Journal of the Acoustical Society of America | 2013
Jouni Pohjalainen; Tuomo Raitio; Santeri Yrttiaho; Paavo Alku
High vocal effort has characteristic acoustic effects on speech. This study focuses on the utilization of this information by human listeners and a machine-based detection system in the task of detecting shouted speech in the presence of noise. Both female and male speakers read Finnish sentences using normal and shouted voice in controlled conditions, with the sound pressure level recorded. The speech material was artificially corrupted by noise and supplemented with pure noise. The human performance level was statistically evaluated by a listening test, where the subjects labeled noisy samples according to whether shouting was heard or not. A Bayesian detection system was constructed and statistically evaluated.
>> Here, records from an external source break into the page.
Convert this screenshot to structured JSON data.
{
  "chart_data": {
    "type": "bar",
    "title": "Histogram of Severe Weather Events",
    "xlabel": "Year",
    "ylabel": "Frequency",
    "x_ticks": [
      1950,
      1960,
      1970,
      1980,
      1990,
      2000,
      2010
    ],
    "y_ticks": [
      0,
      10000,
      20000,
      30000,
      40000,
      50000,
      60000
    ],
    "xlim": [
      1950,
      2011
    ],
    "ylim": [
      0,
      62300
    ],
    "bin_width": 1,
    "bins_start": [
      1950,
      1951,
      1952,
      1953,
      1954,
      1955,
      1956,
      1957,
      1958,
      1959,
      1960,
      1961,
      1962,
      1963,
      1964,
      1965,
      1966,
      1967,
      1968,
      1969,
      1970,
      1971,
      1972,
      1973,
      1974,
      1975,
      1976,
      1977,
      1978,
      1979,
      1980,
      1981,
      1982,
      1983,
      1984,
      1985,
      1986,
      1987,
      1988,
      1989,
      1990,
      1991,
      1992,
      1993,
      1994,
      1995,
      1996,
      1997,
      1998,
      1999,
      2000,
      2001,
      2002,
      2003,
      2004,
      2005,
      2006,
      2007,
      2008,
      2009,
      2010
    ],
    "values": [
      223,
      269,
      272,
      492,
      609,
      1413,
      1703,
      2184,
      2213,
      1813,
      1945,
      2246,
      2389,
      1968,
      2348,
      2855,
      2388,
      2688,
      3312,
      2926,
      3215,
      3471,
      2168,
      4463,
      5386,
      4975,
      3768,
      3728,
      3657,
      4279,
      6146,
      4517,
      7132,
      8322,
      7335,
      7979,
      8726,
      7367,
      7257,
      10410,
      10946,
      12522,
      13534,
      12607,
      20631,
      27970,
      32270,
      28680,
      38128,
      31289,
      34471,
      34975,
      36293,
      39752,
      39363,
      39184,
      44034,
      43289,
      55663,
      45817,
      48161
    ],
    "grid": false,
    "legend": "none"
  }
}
Its performance was compared against that of human listeners, substituting different spectrum analysis methods in the feature extraction stage. Using features capable of taking into account the spectral fine structure (i.e., the fundamental frequency and its harmonics), the machine reached the detection level of humans even in the noisiest conditions. In the listening test, male listeners detected shouted speech significantly better than female listeners, especially with speakers making a smaller vocal effort increase for shouting.